Every business struggles with negative online reviews. Unless the negative post directly violates hosts’ terms-of-use, it is highly unlikely that the host site (e.g. Yelp, Glassdoor, Instagram, etc.) will remove the post. Host sites like Yelp are also immune from most lawsuits under Section 230 of the Communications Decency Act so a lawsuit against those entities is not the answer. Best practices for responding to offending posts depends on if the post is merely negative or if it is also defamatory. Dealing with either type of review requires focusing on minimizing the effect of the post and resisting the urge to respond in a way that compounds the damage to your reputation.

ADDRESSING NEGATIVE REVIEWS

Your goal in responding to a negative review is to impress readers with your responsiveness and attention to customer service. Your purpose in responding to a negative post is not to win over the post’s author.
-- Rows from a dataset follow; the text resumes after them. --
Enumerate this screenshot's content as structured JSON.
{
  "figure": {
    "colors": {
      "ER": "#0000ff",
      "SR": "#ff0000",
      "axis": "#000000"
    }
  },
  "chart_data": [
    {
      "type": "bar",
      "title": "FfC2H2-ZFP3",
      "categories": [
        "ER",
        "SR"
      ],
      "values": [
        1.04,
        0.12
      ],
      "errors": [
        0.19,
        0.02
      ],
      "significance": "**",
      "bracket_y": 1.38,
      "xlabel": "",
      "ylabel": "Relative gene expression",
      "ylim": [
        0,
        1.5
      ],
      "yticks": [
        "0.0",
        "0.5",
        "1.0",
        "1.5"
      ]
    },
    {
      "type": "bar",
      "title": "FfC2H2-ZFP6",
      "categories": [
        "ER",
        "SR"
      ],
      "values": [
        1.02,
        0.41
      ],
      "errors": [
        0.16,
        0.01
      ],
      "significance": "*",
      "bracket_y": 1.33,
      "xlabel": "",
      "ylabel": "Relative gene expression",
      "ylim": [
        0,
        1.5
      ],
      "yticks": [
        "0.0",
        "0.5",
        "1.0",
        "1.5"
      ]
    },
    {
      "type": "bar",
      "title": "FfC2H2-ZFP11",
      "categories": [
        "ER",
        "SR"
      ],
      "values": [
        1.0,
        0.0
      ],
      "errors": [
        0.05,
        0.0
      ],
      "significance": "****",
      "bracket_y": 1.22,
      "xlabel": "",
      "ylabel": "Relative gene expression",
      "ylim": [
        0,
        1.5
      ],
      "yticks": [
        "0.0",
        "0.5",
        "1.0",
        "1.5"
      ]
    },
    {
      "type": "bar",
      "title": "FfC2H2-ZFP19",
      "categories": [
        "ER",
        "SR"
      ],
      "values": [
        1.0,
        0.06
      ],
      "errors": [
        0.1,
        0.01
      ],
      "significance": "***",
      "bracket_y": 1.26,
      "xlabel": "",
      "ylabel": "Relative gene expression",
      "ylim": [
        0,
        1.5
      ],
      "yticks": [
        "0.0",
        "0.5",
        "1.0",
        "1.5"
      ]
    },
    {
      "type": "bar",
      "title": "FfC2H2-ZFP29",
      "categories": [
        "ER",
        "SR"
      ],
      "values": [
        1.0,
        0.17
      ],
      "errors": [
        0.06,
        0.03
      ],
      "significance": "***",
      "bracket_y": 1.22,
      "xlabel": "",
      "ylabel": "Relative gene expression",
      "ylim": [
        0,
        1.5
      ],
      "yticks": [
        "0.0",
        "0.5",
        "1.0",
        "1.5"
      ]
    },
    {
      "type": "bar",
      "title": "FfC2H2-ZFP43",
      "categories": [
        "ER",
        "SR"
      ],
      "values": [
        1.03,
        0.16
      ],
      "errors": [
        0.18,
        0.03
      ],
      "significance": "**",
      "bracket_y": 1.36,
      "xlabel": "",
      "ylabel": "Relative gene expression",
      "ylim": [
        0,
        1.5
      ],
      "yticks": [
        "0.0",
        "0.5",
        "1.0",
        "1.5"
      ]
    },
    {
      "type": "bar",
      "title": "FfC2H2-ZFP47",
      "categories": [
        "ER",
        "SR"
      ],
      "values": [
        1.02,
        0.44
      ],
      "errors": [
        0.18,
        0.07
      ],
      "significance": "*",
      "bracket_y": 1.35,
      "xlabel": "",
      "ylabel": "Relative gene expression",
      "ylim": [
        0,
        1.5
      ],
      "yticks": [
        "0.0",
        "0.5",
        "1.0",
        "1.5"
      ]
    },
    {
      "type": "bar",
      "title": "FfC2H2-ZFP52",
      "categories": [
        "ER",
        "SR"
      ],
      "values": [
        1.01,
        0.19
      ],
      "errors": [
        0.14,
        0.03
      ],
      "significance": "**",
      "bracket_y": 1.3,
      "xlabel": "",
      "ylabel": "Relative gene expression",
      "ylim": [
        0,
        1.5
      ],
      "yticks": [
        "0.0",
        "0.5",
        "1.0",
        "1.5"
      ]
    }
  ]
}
Do’s and Don’ts of Responding to Negative Reviews:

Example of a negative but non-defamatory post:

This restaurant has horrible food and worse customer service. - John

Example (appropriate) response:

Hi John – my name is Jack and I am this restaurant’s owner. I am so sorry to hear about your experience with us and I’d be thrilled to give you a refund and apologize personally. I sent you a direct message to learn more about your experience and to try to make this right. Thank you.

Whoever sees the negative post will also see your prompt, polite response showing that your business takes customer service seriously. If your business does not have many reviews or if a negative review appears prominently, consider encouraging your best customers, friends or family to leave honest (and hopefully, glowing) reviews to provide a more accurate evaluation of your business and to push negative reviews out of the spotlight.

CONFRONTING DEFAMATORY POSTS

If a post about your business is defamatory, rather than merely negative, you have more options to address it. Generally, defamation is a false statement of fact damaging to one’s reputation. Neither opinions nor true statements are actionable as defamation. While our freedom of speech is not limited to compliments, false accusations of illegal practices or fraud are not protected speech.

Example defamatory post:

            This restaurant owner is a dirty thief who cheats on his taxes and drinks on the job.

Assuming the above statement is false, it is potentially defamatory. If you believe a particular post about you or your business may be defamatory, you should immediately consult an attorney with internet defamation law and reputation management experience.

Defamation suits must be brought within one year of publication. If the author’s identity is unknown, it is possible to subpoena the hosting site or internet service provider for identifying information about the author. Lawsuits are unfortunately, expensive and they will not usually provide quick resolution. Often a cease-and-desist letter from an attorney specializing in this area of law to the author of the defamatory post will, however, succeed in encouraging the voluntarily removal of the post. Cease and desist letters are a low-cost option with the possibility of quickly resolving this issue.

Online reputation management requires diligently monitoring your online presence and responding to negative posts promptly, professionally, and with brevity. To address speech harmful to your business, investing in experienced counsel can quickly remove the offending speech and guide a response that allows you to re-focus on your business.